This recombinant mouse protein PML is produced in an E. coli expression system and covers amino acids 60-243. The protein includes an N-terminal 10xHis-tag and a C-terminal Myc-tag, which should make purification and detection more straightforward. It comes with purity greater than 85% based on SDS-PAGE analysis, though this level appears adequate for most research applications. Important to note: this product is strictly for research use and cannot be used for diagnostic or therapeutic purposes.
PML protein plays what seems to be a critical role in cellular processes like apoptosis and senescence. It's involved in forming nuclear bodies, structures that appear essential for various pathways including DNA repair and antiviral defense mechanisms. Given its involvement in these processes, PML has become a significant focus in research areas related to cell cycle regulation and cancer biology.
Potential Applications
Note: The applications listed below are based on what we know about this protein's biological functions, published research, and experience from experts in the field. However, we haven't fully tested all of these applications ourselves yet. We'd recommend running some preliminary tests first to make sure they work for your specific research goals.
Based on the provided information, the recombinant mouse PML protein (amino acids 60-243) is unlikely to be correctly folded or bioactive without experimental validation.
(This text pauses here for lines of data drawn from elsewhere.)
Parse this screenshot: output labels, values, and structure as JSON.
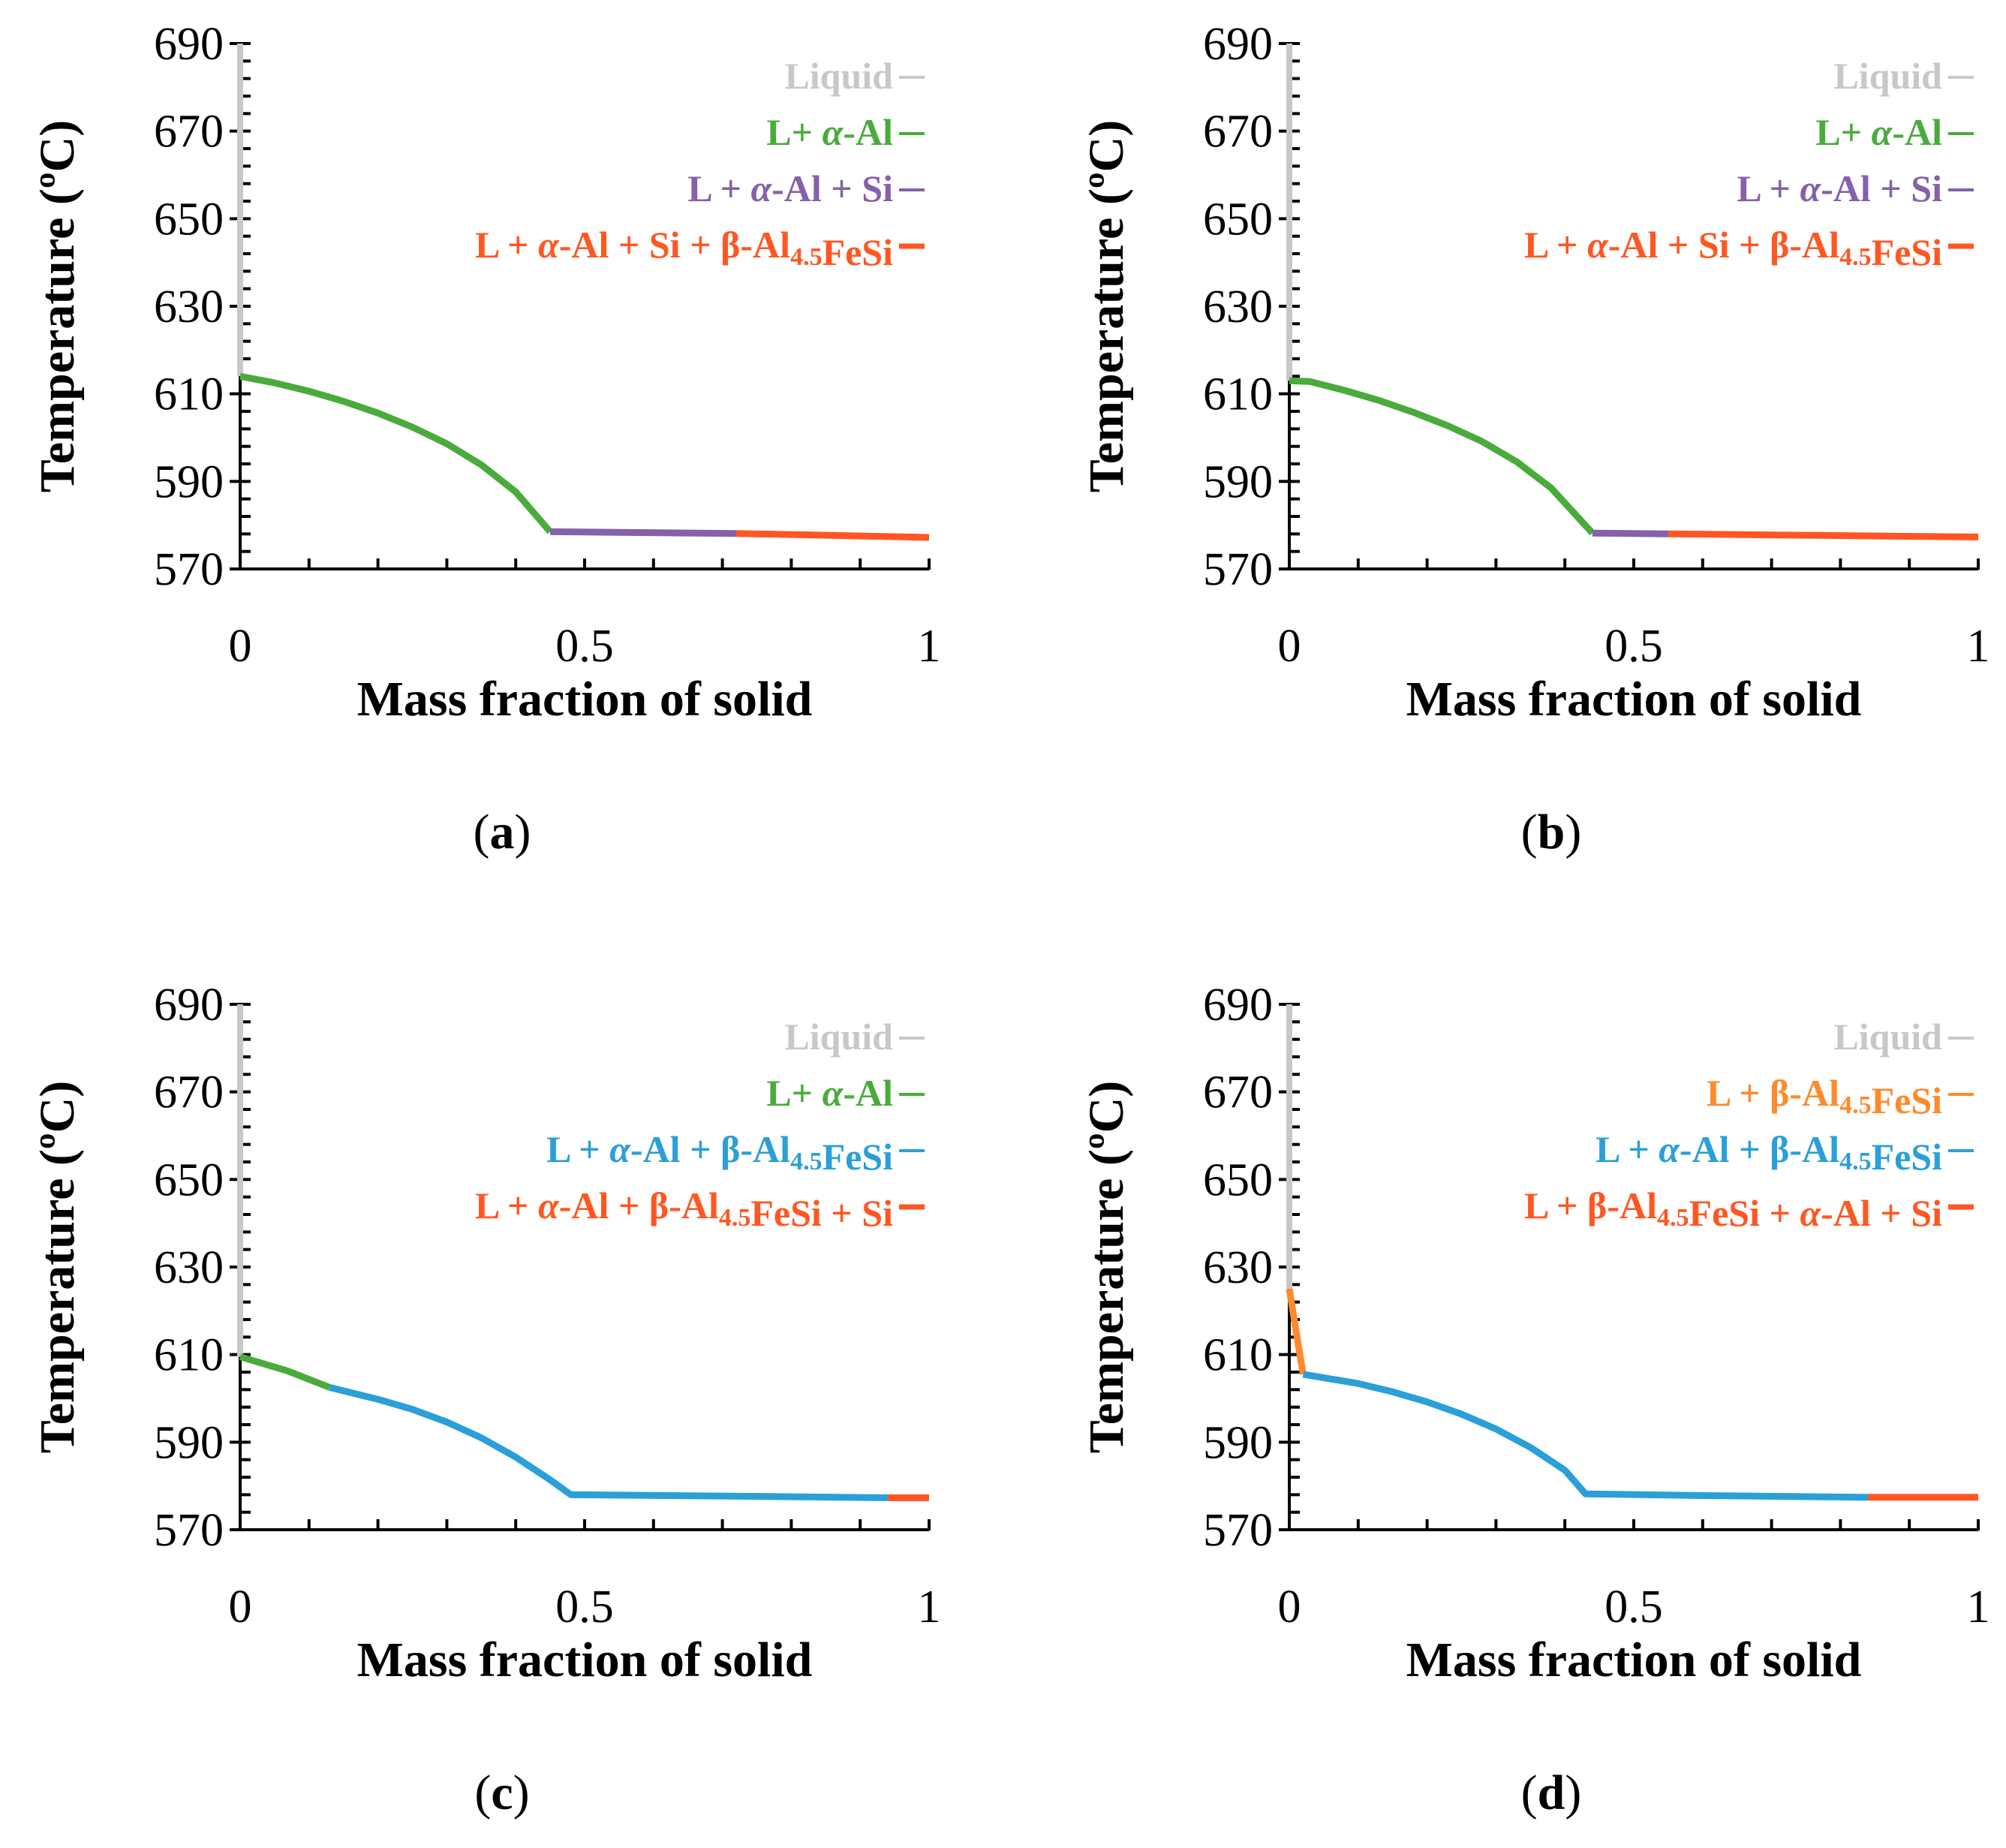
{
  "chart_data": [
    {
      "type": "line",
      "panel_label": "a",
      "xlabel": "Mass fraction of solid",
      "ylabel": "Temperature (ºC)",
      "xlim": [
        0,
        1
      ],
      "ylim": [
        570,
        690
      ],
      "xticks": [
        "0",
        "0.5",
        "1"
      ],
      "yticks": [
        "570",
        "590",
        "610",
        "630",
        "650",
        "670",
        "690"
      ],
      "legend_position": "top-right",
      "series": [
        {
          "name": "Liquid",
          "color": "#c8c8c8",
          "segments": [
            [
              {
                "text": "Liquid"
              }
            ]
          ],
          "points": [
            [
              0,
              690
            ],
            [
              0,
              614
            ]
          ]
        },
        {
          "name": "L+ α-Al",
          "color": "#4aab3c",
          "segments": [
            [
              {
                "text": "L+ "
              },
              {
                "text": "α",
                "italic": true
              },
              {
                "text": "-Al"
              }
            ]
          ],
          "points": [
            [
              0,
              614
            ],
            [
              0.05,
              612.5
            ],
            [
              0.1,
              610.6
            ],
            [
              0.15,
              608.3
            ],
            [
              0.2,
              605.6
            ],
            [
              0.25,
              602.4
            ],
            [
              0.3,
              598.6
            ],
            [
              0.35,
              593.8
            ],
            [
              0.4,
              587.6
            ],
            [
              0.45,
              578.5
            ]
          ]
        },
        {
          "name": "L + α-Al + Si",
          "color": "#8660a8",
          "segments": [
            [
              {
                "text": "L + "
              },
              {
                "text": "α",
                "italic": true
              },
              {
                "text": "-Al + Si"
              }
            ]
          ],
          "points": [
            [
              0.45,
              578.5
            ],
            [
              0.72,
              578.1
            ]
          ]
        },
        {
          "name": "L + α-Al + Si + β-Al4.5FeSi",
          "color": "#ff5722",
          "segments": [
            [
              {
                "text": "L + "
              },
              {
                "text": "α",
                "italic": true
              },
              {
                "text": "-Al + Si + β-Al"
              },
              {
                "text": "4.5",
                "sub": true
              },
              {
                "text": "FeSi"
              }
            ]
          ],
          "points": [
            [
              0.72,
              578.1
            ],
            [
              1.0,
              577.2
            ]
          ]
        }
      ]
    },
    {
      "type": "line",
      "panel_label": "b",
      "xlabel": "Mass fraction of solid",
      "ylabel": "Temperature (ºC)",
      "xlim": [
        0,
        1
      ],
      "ylim": [
        570,
        690
      ],
      "xticks": [
        "0",
        "0.5",
        "1"
      ],
      "yticks": [
        "570",
        "590",
        "610",
        "630",
        "650",
        "670",
        "690"
      ],
      "legend_position": "top-right",
      "series": [
        {
          "name": "Liquid",
          "color": "#c8c8c8",
          "segments": [
            [
              {
                "text": "Liquid"
              }
            ]
          ],
          "points": [
            [
              0,
              690
            ],
            [
              0,
              613
            ]
          ]
        },
        {
          "name": "L+ α-Al",
          "color": "#4aab3c",
          "segments": [
            [
              {
                "text": "L+ "
              },
              {
                "text": "α",
                "italic": true
              },
              {
                "text": "-Al"
              }
            ]
          ],
          "points": [
            [
              0,
              613
            ],
            [
              0.03,
              612.8
            ],
            [
              0.08,
              610.8
            ],
            [
              0.13,
              608.5
            ],
            [
              0.18,
              605.8
            ],
            [
              0.23,
              602.7
            ],
            [
              0.28,
              599.1
            ],
            [
              0.33,
              594.5
            ],
            [
              0.38,
              588.5
            ],
            [
              0.44,
              578.2
            ]
          ]
        },
        {
          "name": "L + α-Al + Si",
          "color": "#8660a8",
          "segments": [
            [
              {
                "text": "L + "
              },
              {
                "text": "α",
                "italic": true
              },
              {
                "text": "-Al + Si"
              }
            ]
          ],
          "points": [
            [
              0.44,
              578.2
            ],
            [
              0.55,
              578.0
            ]
          ]
        },
        {
          "name": "L + α-Al + Si + β-Al4.5FeSi",
          "color": "#ff5722",
          "segments": [
            [
              {
                "text": "L + "
              },
              {
                "text": "α",
                "italic": true
              },
              {
                "text": "-Al + Si + β-Al"
              },
              {
                "text": "4.5",
                "sub": true
              },
              {
                "text": "FeSi"
              }
            ]
          ],
          "points": [
            [
              0.55,
              578.0
            ],
            [
              1.0,
              577.3
            ]
          ]
        }
      ]
    },
    {
      "type": "line",
      "panel_label": "c",
      "xlabel": "Mass fraction of solid",
      "ylabel": "Temperature (ºC)",
      "xlim": [
        0,
        1
      ],
      "ylim": [
        570,
        690
      ],
      "xticks": [
        "0",
        "0.5",
        "1"
      ],
      "yticks": [
        "570",
        "590",
        "610",
        "630",
        "650",
        "670",
        "690"
      ],
      "legend_position": "top-right",
      "series": [
        {
          "name": "Liquid",
          "color": "#c8c8c8",
          "segments": [
            [
              {
                "text": "Liquid"
              }
            ]
          ],
          "points": [
            [
              0,
              690
            ],
            [
              0,
              609.5
            ]
          ]
        },
        {
          "name": "L+ α-Al",
          "color": "#4aab3c",
          "segments": [
            [
              {
                "text": "L+ "
              },
              {
                "text": "α",
                "italic": true
              },
              {
                "text": "-Al"
              }
            ]
          ],
          "points": [
            [
              0,
              609.5
            ],
            [
              0.07,
              606.2
            ],
            [
              0.13,
              602.5
            ]
          ]
        },
        {
          "name": "L + α-Al + β-Al4.5FeSi",
          "color": "#2a9fd8",
          "segments": [
            [
              {
                "text": "L + "
              },
              {
                "text": "α",
                "italic": true
              },
              {
                "text": "-Al + β-Al"
              },
              {
                "text": "4.5",
                "sub": true
              },
              {
                "text": "FeSi"
              }
            ]
          ],
          "points": [
            [
              0.13,
              602.5
            ],
            [
              0.2,
              599.8
            ],
            [
              0.25,
              597.5
            ],
            [
              0.3,
              594.6
            ],
            [
              0.35,
              591.0
            ],
            [
              0.4,
              586.6
            ],
            [
              0.45,
              581.4
            ],
            [
              0.48,
              578.0
            ],
            [
              0.7,
              577.7
            ],
            [
              0.94,
              577.3
            ]
          ]
        },
        {
          "name": "L + α-Al + β-Al4.5FeSi + Si",
          "color": "#ff5722",
          "segments": [
            [
              {
                "text": "L + "
              },
              {
                "text": "α",
                "italic": true
              },
              {
                "text": "-Al + β-Al"
              },
              {
                "text": "4.5",
                "sub": true
              },
              {
                "text": "FeSi + Si"
              }
            ]
          ],
          "points": [
            [
              0.94,
              577.3
            ],
            [
              1.0,
              577.3
            ]
          ]
        }
      ]
    },
    {
      "type": "line",
      "panel_label": "d",
      "xlabel": "Mass fraction of solid",
      "ylabel": "Temperature (ºC)",
      "xlim": [
        0,
        1
      ],
      "ylim": [
        570,
        690
      ],
      "xticks": [
        "0",
        "0.5",
        "1"
      ],
      "yticks": [
        "570",
        "590",
        "610",
        "630",
        "650",
        "670",
        "690"
      ],
      "legend_position": "top-right",
      "series": [
        {
          "name": "Liquid",
          "color": "#c8c8c8",
          "segments": [
            [
              {
                "text": "Liquid"
              }
            ]
          ],
          "points": [
            [
              0,
              690
            ],
            [
              0,
              625
            ]
          ]
        },
        {
          "name": "L + β-Al4.5FeSi",
          "color": "#ff8a2b",
          "segments": [
            [
              {
                "text": "L + β-Al"
              },
              {
                "text": "4.5",
                "sub": true
              },
              {
                "text": "FeSi"
              }
            ]
          ],
          "points": [
            [
              0,
              625
            ],
            [
              0.02,
              605.5
            ]
          ]
        },
        {
          "name": "L + α-Al + β-Al4.5FeSi",
          "color": "#2a9fd8",
          "segments": [
            [
              {
                "text": "L + "
              },
              {
                "text": "α",
                "italic": true
              },
              {
                "text": "-Al + β-Al"
              },
              {
                "text": "4.5",
                "sub": true
              },
              {
                "text": "FeSi"
              }
            ]
          ],
          "points": [
            [
              0.02,
              605.5
            ],
            [
              0.1,
              603.4
            ],
            [
              0.15,
              601.5
            ],
            [
              0.2,
              599.2
            ],
            [
              0.25,
              596.4
            ],
            [
              0.3,
              593.0
            ],
            [
              0.35,
              588.8
            ],
            [
              0.4,
              583.6
            ],
            [
              0.43,
              578.2
            ],
            [
              0.6,
              577.8
            ],
            [
              0.84,
              577.4
            ]
          ]
        },
        {
          "name": "L + β-Al4.5FeSi + α-Al + Si",
          "color": "#ff5722",
          "segments": [
            [
              {
                "text": "L + β-Al"
              },
              {
                "text": "4.5",
                "sub": true
              },
              {
                "text": "FeSi + "
              },
              {
                "text": "α",
                "italic": true
              },
              {
                "text": "-Al + Si"
              }
            ]
          ],
          "points": [
            [
              0.84,
              577.4
            ],
            [
              1.0,
              577.4
            ]
          ]
        }
      ]
    }
  ]
}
PML is a eukaryotic nuclear protein that requires proper folding and post-translational modifications (e.g., SUMOylation) for its function, which the E. coli expression system cannot provide. The partial length (60-243aa) may lack critical domains (e.g., full RING or coiled-coil regions) necessary for native structure. The dual tags (N-terminal 10xHis and C-terminal Myc) could sterically hinder folding, especially if they interfere with domain interactions. The purity >85% indicates some impurities, but does not guarantee correct folding. Without validation (e.g., circular dichroism for secondary structure, binding assays with known partners), the protein's folding status and bioactivity remain uncertain. Therefore, while the protein might fold under ideal conditions, the expression system and tags pose significant risks.
1. Protein-Protein Interaction Studies
This dual-tagged PML fragment can be used in pull-down assays only if correct folding is verified. If misfolded, interactions may be tag-mediated or non-specific, leading to false positives. The tags allow immobilization and detection, but biologically relevant binding partners might not bind without native conformation. It is recommended to validate folding first and include controls (e.g., tag-only proteins or full-length PML) to ensure specificity. Results should be interpreted cautiously without folding confirmation.
2. Antibody Development and Validation
This recombinant PML fragment can serve as an immunogen, but if misfolded, antibodies may primarily recognize linear epitopes or tags rather than conformational epitopes of native PML. The dual tags could dominate the immune response, reducing utility for detecting endogenous PML. For reliable antibodies, validate using tag-free PML or confirm specificity with mouse cell extracts. The high purity is beneficial, but does not ensure antigen quality.
3. Structural and Biochemical Characterization
This PML fragment is unsuitable for detailed structural studies without tag removal and folding validation. The dual tags may alter biophysical properties (e.g., in circular dichroism or dynamic light scattering), and the purity >85% is suboptimal for high-resolution techniques. If misfolded, stability data will be invalid. For meaningful insights, remove tags and confirm native-like structure through functional assays.
4. ELISA-Based Quantitative Assays
This recombinant PML can be used in ELISA assays, but the tags may affect antibody binding, leading to inaccurate quantification. If misfolded, it may not serve as a reliable standard for native PML detection. Validate the assay with spike-recovery experiments using mouse samples to ensure accuracy. The dual tags offer detection flexibility but require careful optimization to avoid interference.
Final Recommendation & Action Plan
To ensure reliable results, first validate the folding and bioactivity of the recombinant PML protein using techniques such as circular dichroism to assess secondary structure, size-exclusion chromatography to check oligomerization, and binding assays with known interactors (e.g., other nuclear proteins). Given the risks from the E. coli expression system and dual tags, consider using eukaryotic-expressed PML for critical applications. If using this protein, remove the tags via proteolytic cleavage (if possible) and re-purify for functional studies. For antibody development, characterize antibodies thoroughly against tag-free PML or endogenous protein. Always include controls, such as tag-only proteins and full-length PML standards, to account for artifacts. Prioritize folding validation before any quantitative or interaction-based applications.